Pembacokan terjadi ketika Matori tengah memeriksa bangunan tambahan di sisi rumahnya. Dari salah satu bagian bangunan tambahan itu muncul seseorang yang berpura-pura menawarkan perabot rumah tangga, tetapi kemudian ia membacok Matori.
Kepala Polda Metro Jaya Mayor Jenderal Nurfaizi dalam keterangan tertulis pada Jumat (10/3/2000) menjelaskan, tersangka pembacokan bernama Sabar. Namun, salah seorang otak pelaku pembacokan bernama Zulfikar. Berdasarkan keterangan tersangka, Zulfikar adalah guru mengaji dan pemilik pesantren di Maseng, Bogor, Jawa Barat.
Dia ingin membunuh Matori karena Ketua Umum PKB tersebut telah menyimpang dari ajaran Islam. Gerak politik PKB pun tidak lagi berlandaskan Islam.
Pesan ancaman
Menurut Asvi, serangan terhadap para pejabat sering kali tidak terjadi tiba-tiba. Dalam beberapa kasus, terdapat pesan ancaman yang sudah dikirimkan sebelumnya.

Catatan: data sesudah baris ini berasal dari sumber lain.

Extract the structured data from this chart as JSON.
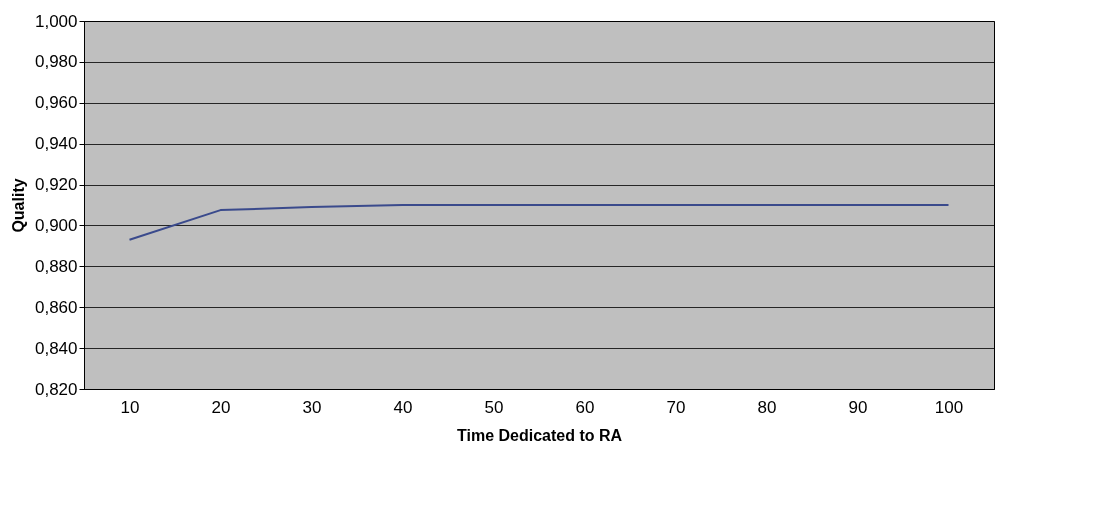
{
  "chart_data": {
    "type": "line",
    "xlabel": "Time Dedicated to RA",
    "ylabel": "Quality",
    "categories": [
      "10",
      "20",
      "30",
      "40",
      "50",
      "60",
      "70",
      "80",
      "90",
      "100"
    ],
    "series": [
      {
        "color": "#3a4a8c",
        "values": [
          0.893,
          0.9075,
          0.909,
          0.91,
          0.91,
          0.91,
          0.91,
          0.91,
          0.91,
          0.91
        ]
      }
    ],
    "ylim": [
      0.82,
      1.0
    ],
    "yticks": [
      {
        "value": 0.82,
        "label": "0,820"
      },
      {
        "value": 0.84,
        "label": "0,840"
      },
      {
        "value": 0.86,
        "label": "0,860"
      },
      {
        "value": 0.88,
        "label": "0,880"
      },
      {
        "value": 0.9,
        "label": "0,900"
      },
      {
        "value": 0.92,
        "label": "0,920"
      },
      {
        "value": 0.94,
        "label": "0,940"
      },
      {
        "value": 0.96,
        "label": "0,960"
      },
      {
        "value": 0.98,
        "label": "0,980"
      },
      {
        "value": 1.0,
        "label": "1,000"
      }
    ],
    "grid": "y",
    "legend": false,
    "marker": "none",
    "line_style": "solid"
  }
}
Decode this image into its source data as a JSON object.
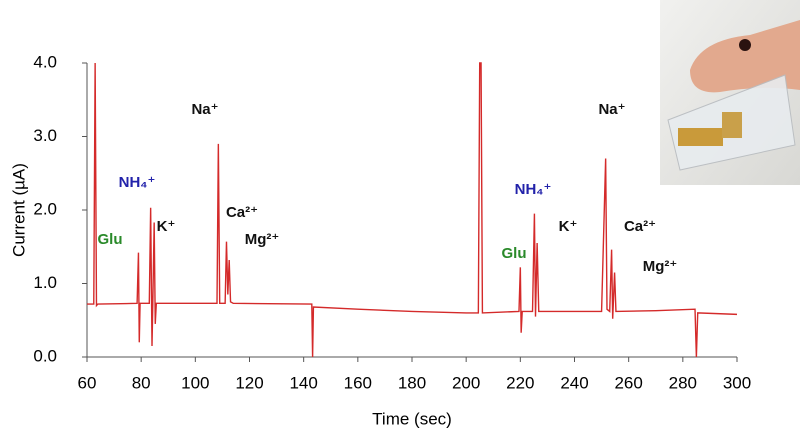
{
  "chart_data": {
    "type": "line",
    "xlabel": "Time (sec)",
    "ylabel": "Current (µA)",
    "x": [
      60,
      62.5,
      63,
      63.5,
      64,
      78.5,
      79,
      79.3,
      79.6,
      83,
      83.5,
      84,
      84.3,
      84.8,
      85.2,
      85.6,
      108,
      108.5,
      109,
      111,
      111.5,
      112,
      112.5,
      113,
      114,
      143,
      143.3,
      143.6,
      160,
      180,
      200,
      204.5,
      205,
      205.5,
      206,
      219.5,
      220,
      220.3,
      220.7,
      224.5,
      225.2,
      225.6,
      226.2,
      226.8,
      250,
      251.5,
      252,
      253,
      253.7,
      254.1,
      254.8,
      255.3,
      270,
      284.5,
      285,
      285.5,
      300
    ],
    "values": [
      0.72,
      0.72,
      4.0,
      0.7,
      0.72,
      0.73,
      1.42,
      0.2,
      0.73,
      0.73,
      2.03,
      0.15,
      0.73,
      1.83,
      0.45,
      0.73,
      0.73,
      2.9,
      0.73,
      0.73,
      1.57,
      0.85,
      1.32,
      0.75,
      0.73,
      0.72,
      0.0,
      0.68,
      0.65,
      0.62,
      0.6,
      0.6,
      4.0,
      4.0,
      0.6,
      0.62,
      1.22,
      0.33,
      0.62,
      0.62,
      1.95,
      0.55,
      1.55,
      0.62,
      0.62,
      2.7,
      0.65,
      0.62,
      1.46,
      0.52,
      1.15,
      0.62,
      0.63,
      0.65,
      0.0,
      0.6,
      0.58
    ],
    "color": "#d42a2a",
    "xlim": [
      60,
      300
    ],
    "xticks": [
      60,
      80,
      100,
      120,
      140,
      160,
      180,
      200,
      220,
      240,
      260,
      280,
      300
    ],
    "ylim": [
      0,
      4.0
    ],
    "yticks": [
      {
        "value": 0,
        "label": "0.0"
      },
      {
        "value": 1,
        "label": "1.0"
      },
      {
        "value": 2,
        "label": "2.0"
      },
      {
        "value": 3,
        "label": "3.0"
      },
      {
        "value": 4,
        "label": "4.0"
      }
    ],
    "annotations": [
      {
        "text": "Na⁺",
        "color": "#111111"
      },
      {
        "text": "NH₄⁺",
        "color": "#2222aa"
      },
      {
        "text": "Glu",
        "color": "#2a8a2a"
      },
      {
        "text": "K⁺",
        "color": "#111111"
      },
      {
        "text": "Ca²⁺",
        "color": "#111111"
      },
      {
        "text": "Mg²⁺",
        "color": "#111111"
      },
      {
        "text": "NH₄⁺",
        "color": "#2222aa"
      },
      {
        "text": "Glu",
        "color": "#2a8a2a"
      },
      {
        "text": "K⁺",
        "color": "#111111"
      },
      {
        "text": "Na⁺",
        "color": "#111111"
      },
      {
        "text": "Ca²⁺",
        "color": "#111111"
      },
      {
        "text": "Mg²⁺",
        "color": "#111111"
      }
    ]
  }
}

Pada peristiwa sekitar Gerakan 30 September 1965, misalnya, sempat beredar kabar sejumlah petinggi Angkatan Bersenjata Republik Indonesia akan dibunuh. Namun, kabar ini tak dianggap serius. Akibatnya, tujuh jenderal dibunuh dengan relatif mudah. Bahkan, beberapa dieksekusi di rumahnya sendiri.
Kejadian penyerangan terhadap Wiranto itu merupakan pengingat bagi aparat keamanan untuk lebih meningkatkan kewaspadaan. Jangan sepelekan informasi sekecil apa pun.
Begitu pula yang terjadi pada Wiranto. Ancaman pembunuhan sebenarnya sudah terdeteksi pertengahan Mei 2019. Kala itu, dia bersama pejabat negara lainnya, yaitu Menteri Koordinator Kemaritiman Luhut Binsar Panjaitan, Kepala Badan Intelijen Negara (BIN) Budi Gunawan, dan mantan Kepala Detasemen Khusus 88 Antiteror Komisaris Jenderal Gregorius Mere disebut menjadi target pembunuhan dalam kerusuhan 21-22 Mei 2019 di Jakarta.
Kabar itu, menurut Asvi, semestinya menjadi peringatan sehingga pengamanan terhadap keempat tokoh tersebut ditingkatkan.
Evaluasi pengamanan
Peneliti terorisme di Universitas Indonesia, Ridwan Habib, menguatkan pandangan Asvi. Oleh karena itu, ke depan, perlu ada evaluasi terhadap prosedur pengamanan yang selama ini diterapkan kepada para pejabat.
”Kejadian penyerangan terhadap Wiranto itu merupakan pengingat bagi aparat keamanan untuk lebih meningkatkan kewaspadaan. Jangan sepelekan informasi sekecil apa pun,” katanya.
Selain itu, Ridwan mendorong aparat penegak hukum untuk memetakan ulang pihak-pihak yang diduga sebagai simpatisan atau telah terpapar paham terorisme dan mengantisipasinya lebih dini.
Dia pun berharap masyarakat tidak terjebak dalam kepanikan dan ketakutan yang sengaja ingin disebar oleh kelompok teroris. Tindakan mereka bisa dilawan dengan kekompakan seluruh elemen bangsa.